BA (Hons) Architecture Stage 3 Coordinator, Dr Ambrose Gillick, and Lecturer, Chloe Street Tarbatt, recently presented at the 17th Annual International Conference of the Architectural Humanities Research Association: Housing and the City.
Dr Ambrose Gillick’s presented his paper, Curating the postmodern city: London Docklands 1980-1998. Dr Gillick writes, ‘The London Docklands Development Corporation’s (LDDC) urban renewal programme during the 1980s and 1990s was and remains the subject of much derision and despair. Dissatisfaction at the political character of the work and its insensitive realisation notwithstanding, the architecture and urban character of the regeneration have been largely characterized as a violation of both urbanity and good taste. However, the LDDC employed a number of significant architects and planners who had been closely involved in the more ostensibly egalitarian programmes of postwar urban renewal and New Town development, including Wyndham Thomas, Gordon Cullen and Edward Hollamby.
This paper explores the presence of their thinking as revealed in the material fabric of Docklands housing. It argues that rather than a manifestation of failed planning and bad architecture, what we encounter in the Docklands is more accurately read as both a natural evolution of modernist planning approaches but also a perceptive prediction of the future identity of east London as a space of leisure, consumption and identity, in short, of desire.

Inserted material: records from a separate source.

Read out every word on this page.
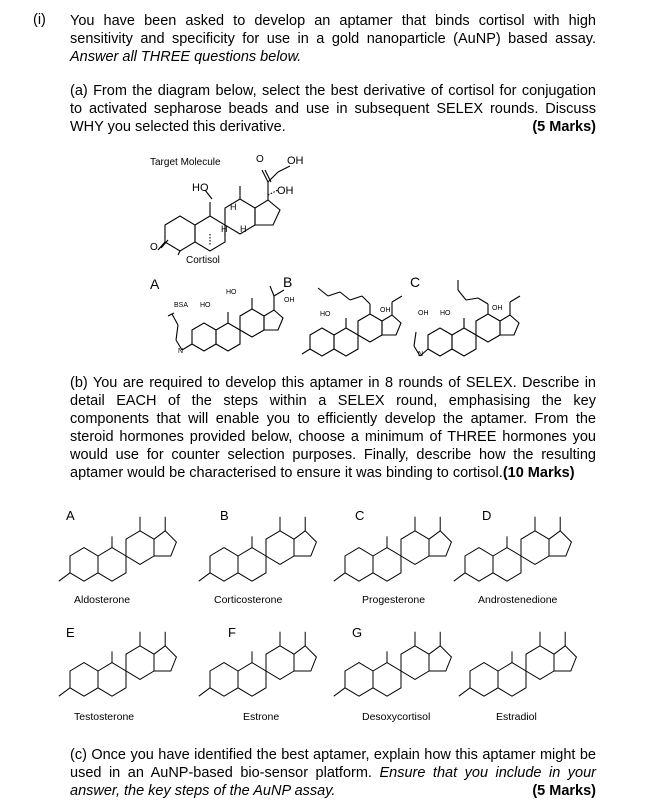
(i) You have been asked to develop an aptamer that binds cortisol with high sensitivity and specificity for use in a gold nanoparticle (AuNP) based assay. Answer all THREE questions below.
(a) From the diagram below, select the best derivative of cortisol for conjugation to activated sepharose beads and use in subsequent SELEX rounds. Discuss WHY you selected this derivative.	(5 Marks)
Target Molecule
Cortisol
HO
OH
OH
O
O
H
H H
A	B	C
BSA HO
HO
OH
N
HO
OH	OH HO
OH
N
(b) You are required to develop this aptamer in 8 rounds of SELEX. Describe in detail EACH of the steps within a SELEX round, emphasising the key components that will enable you to efficiently develop the aptamer. From the steroid hormones provided below, choose a minimum of THREE hormones you would use for counter selection purposes. Finally, describe how the resulting aptamer would be characterised to ensure it was binding to cortisol.(10 Marks)
A	B	C	D
E	F	G
Aldosterone	Corticosterone	Progesterone	Androstenedione
Testosterone	Estrone	Desoxycortisol	Estradiol
(c) Once you have identified the best aptamer, explain how this aptamer might be used in an AuNP-based bio-sensor platform. Ensure that you include in your answer, the key steps of the AuNP assay.	(5 Marks)
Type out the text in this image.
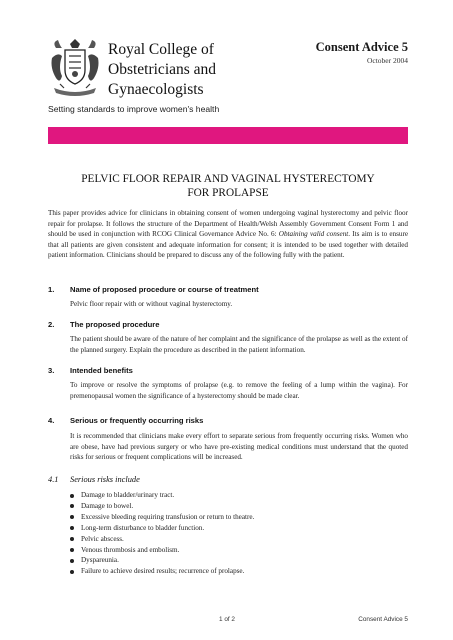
Royal College of
Obstetricians and
Gynaecologists
Setting standards to improve women's health
Consent Advice 5
October 2004
PELVIC FLOOR REPAIR AND VAGINAL HYSTERECTOMY
FOR PROLAPSE
This paper provides advice for clinicians in obtaining consent of women undergoing vaginal hysterectomy and pelvic floor repair for prolapse. It follows the structure of the Department of Health/Welsh Assembly Government Consent Form 1 and should be used in conjunction with RCOG Clinical Governance Advice No. 6: Obtaining valid consent. Its aim is to ensure that all patients are given consistent and adequate information for consent; it is intended to be used together with detailed patient information. Clinicians should be prepared to discuss any of the following fully with the patient.
1. Name of proposed procedure or course of treatment
Pelvic floor repair with or without vaginal hysterectomy.
2. The proposed procedure
The patient should be aware of the nature of her complaint and the significance of the prolapse as well as the extent of the planned surgery. Explain the procedure as described in the patient information.
3. Intended benefits
To improve or resolve the symptoms of prolapse (e.g. to remove the feeling of a lump within the vagina). For premenopausal women the significance of a hysterectomy should be made clear.
4. Serious or frequently occurring risks
It is recommended that clinicians make every effort to separate serious from frequently occurring risks. Women who are obese, have had previous surgery or who have pre-existing medical conditions must understand that the quoted risks for serious or frequent complications will be increased.
4.1 Serious risks include
Damage to bladder/urinary tract.
Damage to bowel.
Excessive bleeding requiring transfusion or return to theatre.
Long-term disturbance to bladder function.
Pelvic abscess.
Venous thrombosis and embolism.
Dyspareunia.
Failure to achieve desired results; recurrence of prolapse.
1 of 2	Consent Advice 5
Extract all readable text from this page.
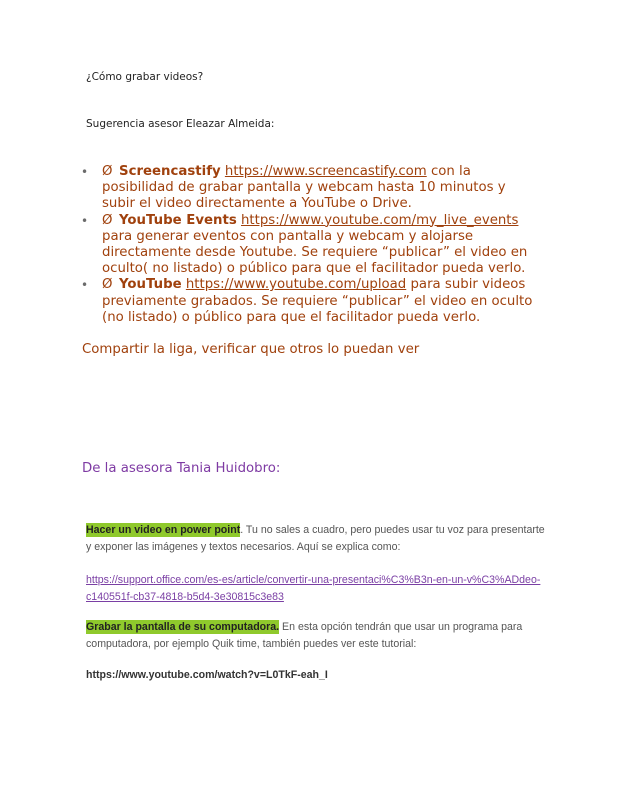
¿Cómo grabar videos?
Sugerencia asesor Eleazar Almeida:
• Ø Screencastify https://www.screencastify.com con la posibilidad de grabar pantalla y webcam hasta 10 minutos y subir el video directamente a YouTube o Drive.
• Ø YouTube Events https://www.youtube.com/my_live_events para generar eventos con pantalla y webcam y alojarse directamente desde Youtube. Se requiere “publicar” el video en oculto( no listado) o público para que el facilitador pueda verlo.
• Ø YouTube https://www.youtube.com/upload para subir videos previamente grabados. Se requiere “publicar” el video en oculto (no listado) o público para que el facilitador pueda verlo.
Compartir la liga, verificar que otros lo puedan ver
De la asesora Tania Huidobro:
Hacer un video en power point. Tu no sales a cuadro, pero puedes usar tu voz para presentarte y exponer las imágenes y textos necesarios. Aquí se explica como:
https://support.office.com/es-es/article/convertir-una-presentaci%C3%B3n-en-un-v%C3%ADdeo-c140551f-cb37-4818-b5d4-3e30815c3e83
Grabar la pantalla de su computadora. En esta opción tendrán que usar un programa para computadora, por ejemplo Quik time, también puedes ver este tutorial:
https://www.youtube.com/watch?v=L0TkF-eah_I
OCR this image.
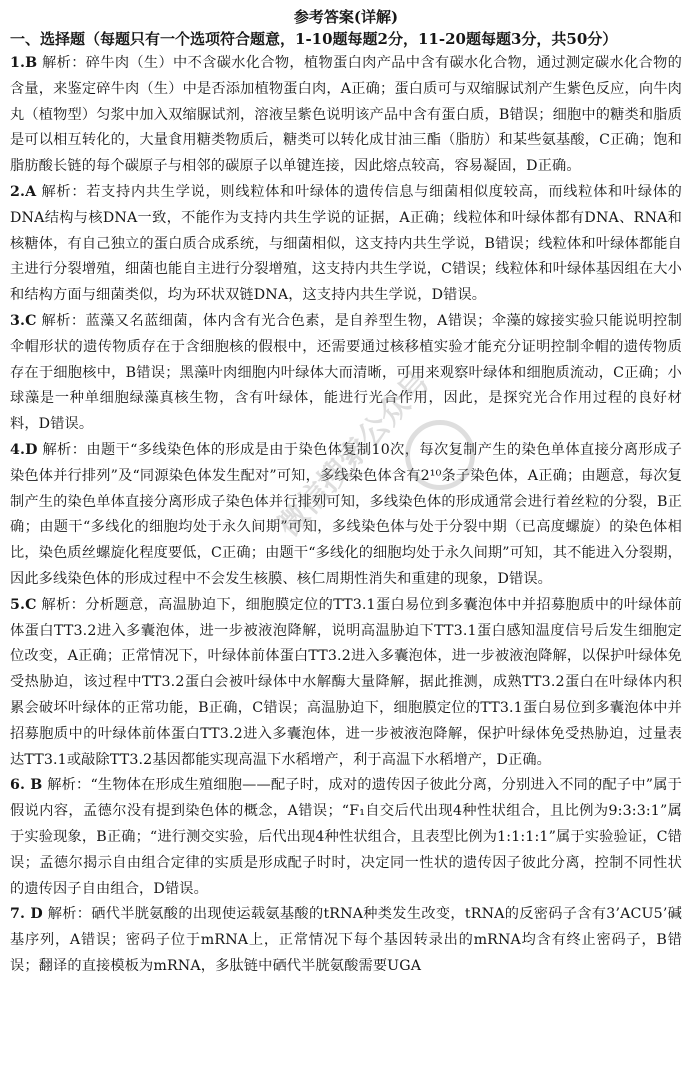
参考答案(详解)
一、选择题（每题只有一个选项符合题意，1-10题每题2分，11-20题每题3分，共50分）

1.B 解析：碎牛肉（生）中不含碳水化合物，植物蛋白肉产品中含有碳水化合物，通过测定碳水化合物的含量，来鉴定碎牛肉（生）中是否添加植物蛋白肉，A正确；蛋白质可与双缩脲试剂产生紫色反应，向牛肉丸（植物型）匀浆中加入双缩脲试剂，溶液呈紫色说明该产品中含有蛋白质，B错误；细胞中的糖类和脂质是可以相互转化的，大量食用糖类物质后，糖类可以转化成甘油三酯（脂肪）和某些氨基酸，C正确；饱和脂肪酸长链的每个碳原子与相邻的碳原子以单键连接，因此熔点较高，容易凝固，D正确。

2.A 解析：若支持内共生学说，则线粒体和叶绿体的遗传信息与细菌相似度较高，而线粒体和叶绿体的DNA结构与核DNA一致，不能作为支持内共生学说的证据，A正确；线粒体和叶绿体都有DNA、RNA和核糖体，有自己独立的蛋白质合成系统，与细菌相似，这支持内共生学说，B错误；线粒体和叶绿体都能自主进行分裂增殖，细菌也能自主进行分裂增殖，这支持内共生学说，C错误；线粒体和叶绿体基因组在大小和结构方面与细菌类似，均为环状双链DNA，这支持内共生学说，D错误。

3.C 解析：蓝藻又名蓝细菌，体内含有光合色素，是自养型生物，A错误；伞藻的嫁接实验只能说明控制伞帽形状的遗传物质存在于含细胞核的假根中，还需要通过核移植实验才能充分证明控制伞帽的遗传物质存在于细胞核中，B错误；黑藻叶肉细胞内叶绿体大而清晰，可用来观察叶绿体和细胞质流动，C正确；小球藻是一种单细胞绿藻真核生物，含有叶绿体，能进行光合作用，因此，是探究光合作用过程的良好材料，D错误。

4.D 解析：由题干“多线染色体的形成是由于染色体复制10次，每次复制产生的染色单体直接分离形成子染色体并行排列”及“同源染色体发生配对”可知，多线染色体含有2¹⁰条子染色体，A正确；由题意，每次复制产生的染色单体直接分离形成子染色体并行排列可知，多线染色体的形成通常会进行着丝粒的分裂，B正确；由题干“多线化的细胞均处于永久间期”可知，多线染色体与处于分裂中期（已高度螺旋）的染色体相比，染色质丝螺旋化程度要低，C正确；由题干“多线化的细胞均处于永久间期”可知，其不能进入分裂期，因此多线染色体的形成过程中不会发生核膜、核仁周期性消失和重建的现象，D错误。

5.C 解析：分析题意，高温胁迫下，细胞膜定位的TT3.1蛋白易位到多囊泡体中并招募胞质中的叶绿体前体蛋白TT3.2进入多囊泡体，进一步被液泡降解，说明高温胁迫下TT3.1蛋白感知温度信号后发生细胞定位改变，A正确；正常情况下，叶绿体前体蛋白TT3.2进入多囊泡体，进一步被液泡降解，以保护叶绿体免受热胁迫，该过程中TT3.2蛋白会被叶绿体中水解酶大量降解，据此推测，成熟TT3.2蛋白在叶绿体内积累会破坏叶绿体的正常功能，B正确，C错误；高温胁迫下，细胞膜定位的TT3.1蛋白易位到多囊泡体中并招募胞质中的叶绿体前体蛋白TT3.2进入多囊泡体，进一步被液泡降解，保护叶绿体免受热胁迫，过量表达TT3.1或敲除TT3.2基因都能实现高温下水稻增产，利于高温下水稻增产，D正确。

6. B 解析：“生物体在形成生殖细胞——配子时，成对的遗传因子彼此分离，分别进入不同的配子中”属于假说内容，孟德尔没有提到染色体的概念，A错误；“F₁自交后代出现4种性状组合，且比例为9:3:3:1”属于实验现象，B正确；“进行测交实验，后代出现4种性状组合，且表型比例为1:1:1:1”属于实验验证，C错误；孟德尔揭示自由组合定律的实质是形成配子时时，决定同一性状的遗传因子彼此分离，控制不同性状的遗传因子自由组合，D错误。

7. D 解析：硒代半胱氨酸的出现使运载氨基酸的tRNA种类发生改变，tRNA的反密码子含有3’ACU5’碱基序列，A错误；密码子位于mRNA上，正常情况下每个基因转录出的mRNA均含有终止密码子，B错误；翻译的直接模板为mRNA，多肽链中硒代半胱氨酸需要UGA

微信搜索公众号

Examining buildings, drawings, interviews and developer’s promotional literature, this paper describes the ways a new urban realm was manufactured that superseded bounded modernist ideas of the city, replacing them instead with an unstable and indistinct sense of urbanity. Relying less on controlled articulation by architecture and more on the ongoing curation of perception and memory through non-planned hybridity, the LDDC’s vision, far from failing, gets to the heart of the postmodern condition.’
Chloe Street Tarbatt co-authored a paper with Jonathan Tarbatt titled, Living in the city: how urban form can foster more sustainable, adaptable and resilient neighbourhoods, following the release of their latest book, The Urban Block.
Chloe Street Tarbatt writes, ‘This paper explores the influence of urban form on the quality of the urban environment generally, and by extension, on its potential to improve the quality of new neighbourhoods. We outline a taxonomy of urban forms, explaining the potency of each type to either: create walkable neighbourhoods or car dominated ones; to foster a sense of belonging or a sense of isolation; or to provide a setting in which the social life of a neighbourhood may either flourish or stagnate.
The neighbourhood is an increment of placemaking that bridges between the scale of the block and the scale of the city. We argue that, post pandemic, its role as a platform for daily life is more important now than ever before. New neighbourhoods, however, need to be made more sustainable, more resilient to future pandemics and more pleasant places to live than recent UK experience and research has proven them to be. We postulate an evolution of the neighbourhood concept that builds on Clarence Perry’s legacy via the New Urbanists, to suggest how a more nuanced approach to their urban form might achieve these aims.’